Segundo ele, o primeiro fator é exógeno – a redução das taxas de juros nos EUA: “Dependemos de uma melhora sistêmica global das condições de liquidez para que o dinheiro volte a fluir para os mercados emergentes”, explica, na live realizada ontem (12) em seu Instagram.
Miranda se refere especificamente ao fato de o mercado americano estar abastecido pelos rendimentos elevados dos Treasuries (títulos de longo prazo), ou de outros bonds nos EUA. Além disso, cita a concorrência do elevado crescimento ligado à tecnologia norte-americana, especialmente com o “boom” da inteligência artificial.
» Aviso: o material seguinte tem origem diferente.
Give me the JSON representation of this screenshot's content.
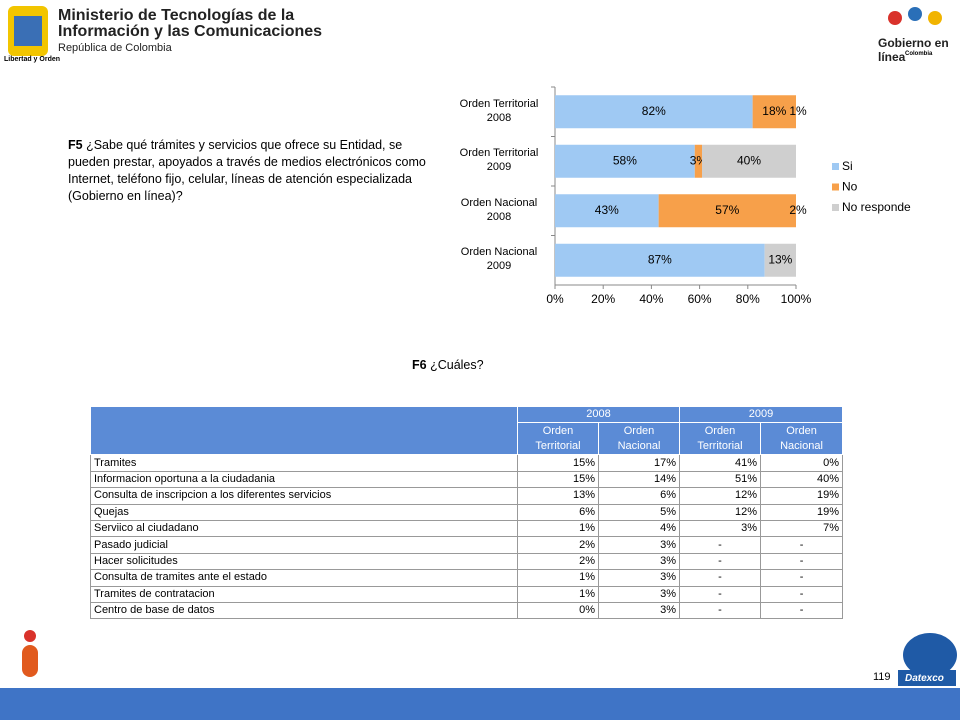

Queda de juros nos EUA volta ao horizonte de 2024
“Por outro lado, ao que tudo indica, os EUA vão mesmo reduzir sua taxa básica ao longo do segundo semestre, principalmente depois da notícia espetacular de que o CPI [índice de preços ao consumidor] veio zerado e seu núcleo ficou em 0,16%, abaixo das expectativas do mercado“, afirma o analista.
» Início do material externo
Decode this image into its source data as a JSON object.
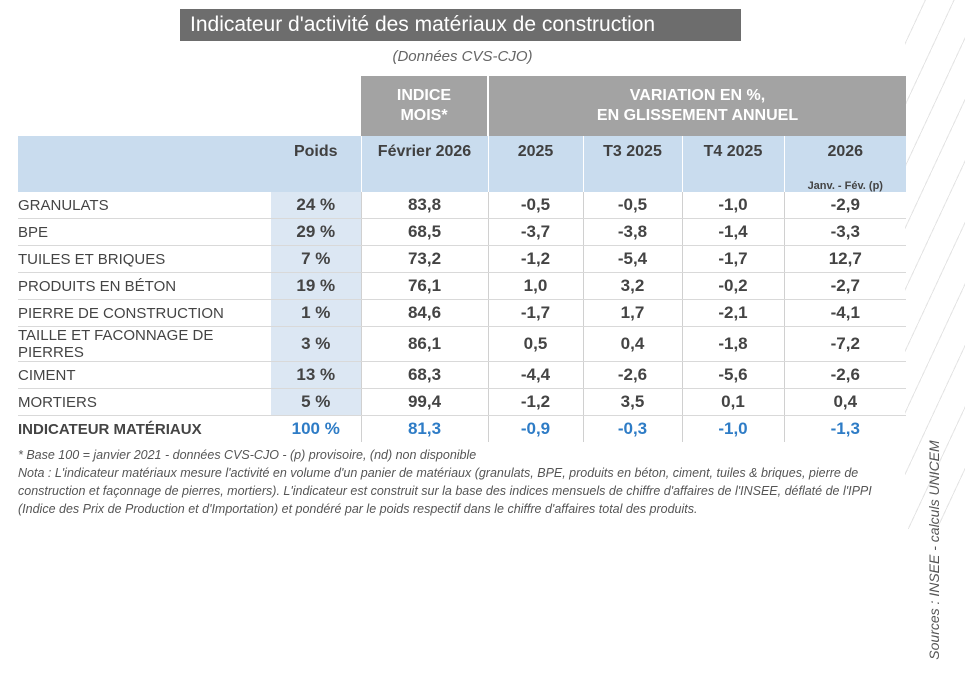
{
  "title": "Indicateur d'activité des matériaux de construction",
  "subtitle": "(Données CVS-CJO)",
  "source": "Sources : INSEE - calculs UNICEM",
  "header": {
    "indice_line1": "INDICE",
    "indice_line2": "MOIS*",
    "variation_line1": "VARIATION EN %,",
    "variation_line2": "EN GLISSEMENT ANNUEL",
    "col_poids": "Poids",
    "col_mois": "Février 2026",
    "col_2025": "2025",
    "col_t3": "T3 2025",
    "col_t4": "T4 2025",
    "col_2026": "2026",
    "col_2026_sub": "Janv. - Fév. (p)"
  },
  "rows": [
    {
      "label": "GRANULATS",
      "poids": "24 %",
      "indice": "83,8",
      "v2025": "-0,5",
      "t3": "-0,5",
      "t4": "-1,0",
      "v2026": "-2,9"
    },
    {
      "label": "BPE",
      "poids": "29 %",
      "indice": "68,5",
      "v2025": "-3,7",
      "t3": "-3,8",
      "t4": "-1,4",
      "v2026": "-3,3"
    },
    {
      "label": "TUILES ET BRIQUES",
      "poids": "7 %",
      "indice": "73,2",
      "v2025": "-1,2",
      "t3": "-5,4",
      "t4": "-1,7",
      "v2026": "12,7"
    },
    {
      "label": "PRODUITS EN BÉTON",
      "poids": "19 %",
      "indice": "76,1",
      "v2025": "1,0",
      "t3": "3,2",
      "t4": "-0,2",
      "v2026": "-2,7"
    },
    {
      "label": "PIERRE DE CONSTRUCTION",
      "poids": "1 %",
      "indice": "84,6",
      "v2025": "-1,7",
      "t3": "1,7",
      "t4": "-2,1",
      "v2026": "-4,1"
    },
    {
      "label": "TAILLE ET FACONNAGE DE PIERRES",
      "poids": "3 %",
      "indice": "86,1",
      "v2025": "0,5",
      "t3": "0,4",
      "t4": "-1,8",
      "v2026": "-7,2"
    },
    {
      "label": "CIMENT",
      "poids": "13 %",
      "indice": "68,3",
      "v2025": "-4,4",
      "t3": "-2,6",
      "t4": "-5,6",
      "v2026": "-2,6"
    },
    {
      "label": "MORTIERS",
      "poids": "5 %",
      "indice": "99,4",
      "v2025": "-1,2",
      "t3": "3,5",
      "t4": "0,1",
      "v2026": "0,4"
    }
  ],
  "total": {
    "label": "INDICATEUR MATÉRIAUX",
    "poids": "100 %",
    "indice": "81,3",
    "v2025": "-0,9",
    "t3": "-0,3",
    "t4": "-1,0",
    "v2026": "-1,3"
  },
  "notes": {
    "base": "* Base 100 = janvier 2021 - données CVS-CJO - (p) provisoire, (nd) non disponible",
    "nota": "Nota :  L'indicateur matériaux mesure l'activité en volume d'un panier de matériaux (granulats, BPE, produits en béton, ciment, tuiles & briques, pierre de construction et façonnage de pierres, mortiers). L'indicateur est construit sur la base des indices mensuels de chiffre d'affaires de l'INSEE, déflaté de l'IPPI (Indice des Prix de Production et d'Importation) et pondéré par le poids respectif dans le chiffre d'affaires total des produits."
  }
}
Se confirmado o cenário-base, Miranda acredita que a maré volte a subir para os mercados emergentes nos próximos meses e o consenso se torne mais complacente com determinados riscos locais.
“A exemplo do ano passado, a segunda metade de 2024 pode ser bastante diferente da primeira. Não precisamos ir muito longe para dimensionar o potencial: basta recuperar a valorização dos ativos de risco entre novembro e dezembro de 2023, a partir da sinalizada intenção de mudança de postura do Fed“, recorda.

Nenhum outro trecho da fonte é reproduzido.